We’re fortunate to have recently obtained a photo essay booklet covering the full operations of KRHO and KSAI, with many photos of staff, studios, transmitters, and associated propaganda activities such as leaflet drops over Japan.
OWI Central Pacific is the first in a series from this booklet. The activities of both KRHO and KSAI are widely known, and both stations were heard throughout the Pacific and Asia region for several years. The series begins with a visit to OWI Central Pacific Operations headquarters in Honolulu, Territory of Hawaii.

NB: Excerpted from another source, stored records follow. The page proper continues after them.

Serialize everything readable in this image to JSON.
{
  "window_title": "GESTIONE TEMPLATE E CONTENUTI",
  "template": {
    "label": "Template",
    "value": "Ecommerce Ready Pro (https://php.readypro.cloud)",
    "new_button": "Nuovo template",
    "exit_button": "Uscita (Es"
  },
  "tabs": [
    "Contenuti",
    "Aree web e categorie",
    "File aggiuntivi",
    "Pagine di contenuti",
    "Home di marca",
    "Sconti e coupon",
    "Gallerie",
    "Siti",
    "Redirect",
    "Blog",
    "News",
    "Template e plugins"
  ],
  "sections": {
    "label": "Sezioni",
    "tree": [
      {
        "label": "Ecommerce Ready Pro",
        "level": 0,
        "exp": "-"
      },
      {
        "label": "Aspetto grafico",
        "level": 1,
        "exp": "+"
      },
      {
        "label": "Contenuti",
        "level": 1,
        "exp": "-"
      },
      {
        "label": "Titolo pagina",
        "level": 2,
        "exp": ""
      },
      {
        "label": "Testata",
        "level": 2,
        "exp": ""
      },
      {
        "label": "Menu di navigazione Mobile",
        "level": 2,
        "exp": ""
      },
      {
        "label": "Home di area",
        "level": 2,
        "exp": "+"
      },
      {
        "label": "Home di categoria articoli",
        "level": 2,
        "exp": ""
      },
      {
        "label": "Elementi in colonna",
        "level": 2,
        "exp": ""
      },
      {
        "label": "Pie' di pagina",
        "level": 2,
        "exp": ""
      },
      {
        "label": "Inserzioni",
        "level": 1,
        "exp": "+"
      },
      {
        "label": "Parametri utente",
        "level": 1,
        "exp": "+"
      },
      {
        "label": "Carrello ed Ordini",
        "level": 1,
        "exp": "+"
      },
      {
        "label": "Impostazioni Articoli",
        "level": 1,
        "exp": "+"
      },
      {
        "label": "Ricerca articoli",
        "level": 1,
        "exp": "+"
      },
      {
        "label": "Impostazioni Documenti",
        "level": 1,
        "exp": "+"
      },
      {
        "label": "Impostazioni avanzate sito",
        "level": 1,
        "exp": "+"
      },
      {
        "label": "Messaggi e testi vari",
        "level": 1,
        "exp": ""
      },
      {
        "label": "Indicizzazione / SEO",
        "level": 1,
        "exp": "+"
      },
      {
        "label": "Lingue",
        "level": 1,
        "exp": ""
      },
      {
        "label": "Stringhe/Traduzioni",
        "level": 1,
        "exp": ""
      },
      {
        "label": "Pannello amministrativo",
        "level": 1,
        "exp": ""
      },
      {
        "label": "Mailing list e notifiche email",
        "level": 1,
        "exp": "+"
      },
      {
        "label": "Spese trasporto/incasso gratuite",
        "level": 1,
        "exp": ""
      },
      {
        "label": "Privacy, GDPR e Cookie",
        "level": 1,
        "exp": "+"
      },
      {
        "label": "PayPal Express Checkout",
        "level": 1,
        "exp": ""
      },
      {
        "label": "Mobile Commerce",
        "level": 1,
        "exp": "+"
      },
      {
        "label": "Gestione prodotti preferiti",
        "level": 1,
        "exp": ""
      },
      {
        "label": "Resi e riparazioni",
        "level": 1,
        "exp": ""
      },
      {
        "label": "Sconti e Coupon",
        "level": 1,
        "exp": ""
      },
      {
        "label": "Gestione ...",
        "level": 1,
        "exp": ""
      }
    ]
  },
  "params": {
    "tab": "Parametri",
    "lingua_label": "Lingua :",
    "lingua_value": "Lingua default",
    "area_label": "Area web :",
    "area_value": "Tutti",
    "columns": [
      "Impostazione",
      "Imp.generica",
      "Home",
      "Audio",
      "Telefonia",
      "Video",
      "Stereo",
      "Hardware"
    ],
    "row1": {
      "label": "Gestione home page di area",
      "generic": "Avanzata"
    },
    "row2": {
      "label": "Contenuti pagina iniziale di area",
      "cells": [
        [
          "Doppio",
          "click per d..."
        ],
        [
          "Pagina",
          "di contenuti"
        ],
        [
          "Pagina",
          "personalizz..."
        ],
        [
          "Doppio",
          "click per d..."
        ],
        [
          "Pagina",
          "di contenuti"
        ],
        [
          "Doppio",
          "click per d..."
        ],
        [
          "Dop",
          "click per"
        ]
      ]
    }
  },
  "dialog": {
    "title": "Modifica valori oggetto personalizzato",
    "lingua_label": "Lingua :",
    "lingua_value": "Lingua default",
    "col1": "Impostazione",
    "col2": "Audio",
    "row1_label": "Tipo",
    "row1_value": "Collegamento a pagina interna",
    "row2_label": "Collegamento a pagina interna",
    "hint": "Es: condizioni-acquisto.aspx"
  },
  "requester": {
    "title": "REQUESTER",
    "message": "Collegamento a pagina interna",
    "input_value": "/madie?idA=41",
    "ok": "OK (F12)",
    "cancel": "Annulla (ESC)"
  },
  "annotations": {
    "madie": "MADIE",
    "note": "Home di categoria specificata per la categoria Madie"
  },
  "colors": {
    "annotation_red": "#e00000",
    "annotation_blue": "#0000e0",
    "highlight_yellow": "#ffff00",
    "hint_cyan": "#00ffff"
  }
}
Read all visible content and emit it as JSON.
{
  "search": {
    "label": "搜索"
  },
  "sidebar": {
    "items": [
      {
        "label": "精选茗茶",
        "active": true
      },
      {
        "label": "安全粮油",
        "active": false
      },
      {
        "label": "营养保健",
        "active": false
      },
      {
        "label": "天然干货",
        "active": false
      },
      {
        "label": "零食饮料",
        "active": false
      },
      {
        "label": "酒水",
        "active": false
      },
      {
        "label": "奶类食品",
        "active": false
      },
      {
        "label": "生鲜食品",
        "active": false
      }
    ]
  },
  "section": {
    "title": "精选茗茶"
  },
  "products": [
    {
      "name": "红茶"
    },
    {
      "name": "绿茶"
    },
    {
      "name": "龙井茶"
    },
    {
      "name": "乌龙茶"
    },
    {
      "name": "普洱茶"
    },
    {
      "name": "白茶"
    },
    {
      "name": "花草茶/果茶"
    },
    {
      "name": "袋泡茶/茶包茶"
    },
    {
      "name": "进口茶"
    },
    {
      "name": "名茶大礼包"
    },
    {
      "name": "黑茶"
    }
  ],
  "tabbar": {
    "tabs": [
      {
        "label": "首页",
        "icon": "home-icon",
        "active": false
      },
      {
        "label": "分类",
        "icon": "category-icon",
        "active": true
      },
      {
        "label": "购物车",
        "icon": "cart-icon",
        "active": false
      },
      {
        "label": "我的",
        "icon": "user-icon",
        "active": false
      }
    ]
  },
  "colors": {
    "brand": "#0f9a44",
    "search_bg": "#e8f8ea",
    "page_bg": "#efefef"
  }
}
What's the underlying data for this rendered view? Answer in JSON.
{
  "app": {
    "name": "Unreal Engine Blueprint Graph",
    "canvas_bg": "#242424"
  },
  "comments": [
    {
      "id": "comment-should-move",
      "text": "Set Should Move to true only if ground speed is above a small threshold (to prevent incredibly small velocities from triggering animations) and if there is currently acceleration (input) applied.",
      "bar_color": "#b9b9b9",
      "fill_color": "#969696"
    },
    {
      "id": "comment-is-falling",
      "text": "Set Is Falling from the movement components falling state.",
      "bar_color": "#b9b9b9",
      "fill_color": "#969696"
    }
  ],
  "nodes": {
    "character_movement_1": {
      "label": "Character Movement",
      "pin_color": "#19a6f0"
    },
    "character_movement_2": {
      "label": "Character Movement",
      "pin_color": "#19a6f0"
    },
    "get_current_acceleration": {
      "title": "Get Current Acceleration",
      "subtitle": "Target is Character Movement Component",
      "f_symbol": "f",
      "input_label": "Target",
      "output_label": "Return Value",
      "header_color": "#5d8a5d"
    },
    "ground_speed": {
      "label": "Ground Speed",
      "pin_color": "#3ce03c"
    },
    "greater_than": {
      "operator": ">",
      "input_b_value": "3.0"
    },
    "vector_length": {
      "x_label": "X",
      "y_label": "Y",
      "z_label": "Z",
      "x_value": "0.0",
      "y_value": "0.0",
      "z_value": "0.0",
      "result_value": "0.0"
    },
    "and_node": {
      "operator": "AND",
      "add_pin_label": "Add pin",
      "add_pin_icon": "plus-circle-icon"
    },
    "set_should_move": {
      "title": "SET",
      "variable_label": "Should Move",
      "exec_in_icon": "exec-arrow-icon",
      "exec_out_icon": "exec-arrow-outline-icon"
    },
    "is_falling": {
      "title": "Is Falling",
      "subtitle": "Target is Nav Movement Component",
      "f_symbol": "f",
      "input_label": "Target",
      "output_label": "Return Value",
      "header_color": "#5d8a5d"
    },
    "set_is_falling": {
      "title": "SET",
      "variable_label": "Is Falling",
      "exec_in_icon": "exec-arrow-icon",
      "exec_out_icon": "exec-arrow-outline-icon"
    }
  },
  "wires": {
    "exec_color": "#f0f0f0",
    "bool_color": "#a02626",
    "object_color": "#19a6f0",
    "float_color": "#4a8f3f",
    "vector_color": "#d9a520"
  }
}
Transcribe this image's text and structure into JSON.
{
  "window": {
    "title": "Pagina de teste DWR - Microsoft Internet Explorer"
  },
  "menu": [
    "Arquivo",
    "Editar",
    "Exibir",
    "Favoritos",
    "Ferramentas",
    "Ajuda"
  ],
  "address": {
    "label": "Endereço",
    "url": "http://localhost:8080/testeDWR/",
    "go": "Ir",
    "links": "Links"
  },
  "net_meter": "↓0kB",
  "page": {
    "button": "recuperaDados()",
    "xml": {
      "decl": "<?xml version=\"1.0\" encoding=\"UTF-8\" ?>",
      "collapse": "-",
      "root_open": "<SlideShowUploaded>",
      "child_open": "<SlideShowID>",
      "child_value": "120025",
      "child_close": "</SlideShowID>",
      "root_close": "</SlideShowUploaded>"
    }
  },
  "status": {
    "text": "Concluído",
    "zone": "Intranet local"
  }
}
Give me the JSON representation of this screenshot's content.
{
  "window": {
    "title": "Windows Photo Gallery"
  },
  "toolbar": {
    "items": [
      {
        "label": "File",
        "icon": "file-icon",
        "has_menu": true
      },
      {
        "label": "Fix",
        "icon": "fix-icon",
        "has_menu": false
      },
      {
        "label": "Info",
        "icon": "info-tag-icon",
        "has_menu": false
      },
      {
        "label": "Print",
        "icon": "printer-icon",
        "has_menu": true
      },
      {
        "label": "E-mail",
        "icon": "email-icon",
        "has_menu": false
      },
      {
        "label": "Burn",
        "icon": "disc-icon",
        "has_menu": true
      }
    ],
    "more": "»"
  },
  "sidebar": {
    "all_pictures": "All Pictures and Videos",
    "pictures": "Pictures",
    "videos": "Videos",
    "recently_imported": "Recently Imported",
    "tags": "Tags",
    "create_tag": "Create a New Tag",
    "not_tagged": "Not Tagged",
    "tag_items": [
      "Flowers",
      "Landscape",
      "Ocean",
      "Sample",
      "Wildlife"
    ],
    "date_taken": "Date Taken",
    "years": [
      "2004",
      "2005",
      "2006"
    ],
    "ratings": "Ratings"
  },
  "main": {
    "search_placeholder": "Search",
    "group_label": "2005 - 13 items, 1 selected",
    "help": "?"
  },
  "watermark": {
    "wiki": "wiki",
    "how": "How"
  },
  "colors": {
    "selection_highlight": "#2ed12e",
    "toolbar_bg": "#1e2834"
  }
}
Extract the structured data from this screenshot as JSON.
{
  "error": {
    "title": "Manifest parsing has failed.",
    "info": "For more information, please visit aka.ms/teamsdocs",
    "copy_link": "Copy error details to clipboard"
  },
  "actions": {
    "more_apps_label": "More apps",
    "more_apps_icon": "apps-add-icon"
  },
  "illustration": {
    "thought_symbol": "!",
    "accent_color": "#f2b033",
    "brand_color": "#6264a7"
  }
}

The Honolulu outpost established its first and temporary HQ on March 21 1944 in a downtown office building, and the first employee was Lorraine Frederickson, who was transferred from Washington as code and cypher clerk.
In July, the staff moved to a permanent location in the former KGMB studio building, which became the administrative base for all Central Pacific Operations.
The administrative staff overflowed into a quonsett hut alongside, from where J N Brown [Business Manager] handled all business matters, and Kingsley Dennet [Traffic Manager] was responsible for shipping, building maintenance and the routing and care of all material and equipment was in his hands.
Key staff member was Kilocycle, and who became a CPO member in good standing after taking up residence under the quonsett hut.
Keeping CPO moving were the backroom girls, listening of course to programs from KRHO as they worked in their neat office.
In charge of the code room was Jean Gordon, assisted by Azaline Sessions, whilst Margaret Kaveney [administrative assistant] also acted as confidential secretary to the chief.
Generally responsible for administrative affairs was Edward H MacKay Jr, Assistant Chief, who also had a radio strategically close at hand in his office, whilst yet another radio appears close to the ears of Chief Bradford Smith.
In the second part of this series, a visit with the technical staff and views of the transmission facilities at Lualualei.
All images in this series are from an untitled OWI booklet in the collection of John C Seehaas, and the original of which is now held in the Radio Heritage Foundation Collection.
This material has been kindly made available by Bruce Portzer of Seattle who received it as a result of genealogy research undertaken by an Ebay on-line auction purchaser in the early 2000’s.
John Seehaas, who worked at OWI Honolulu, died in 1972.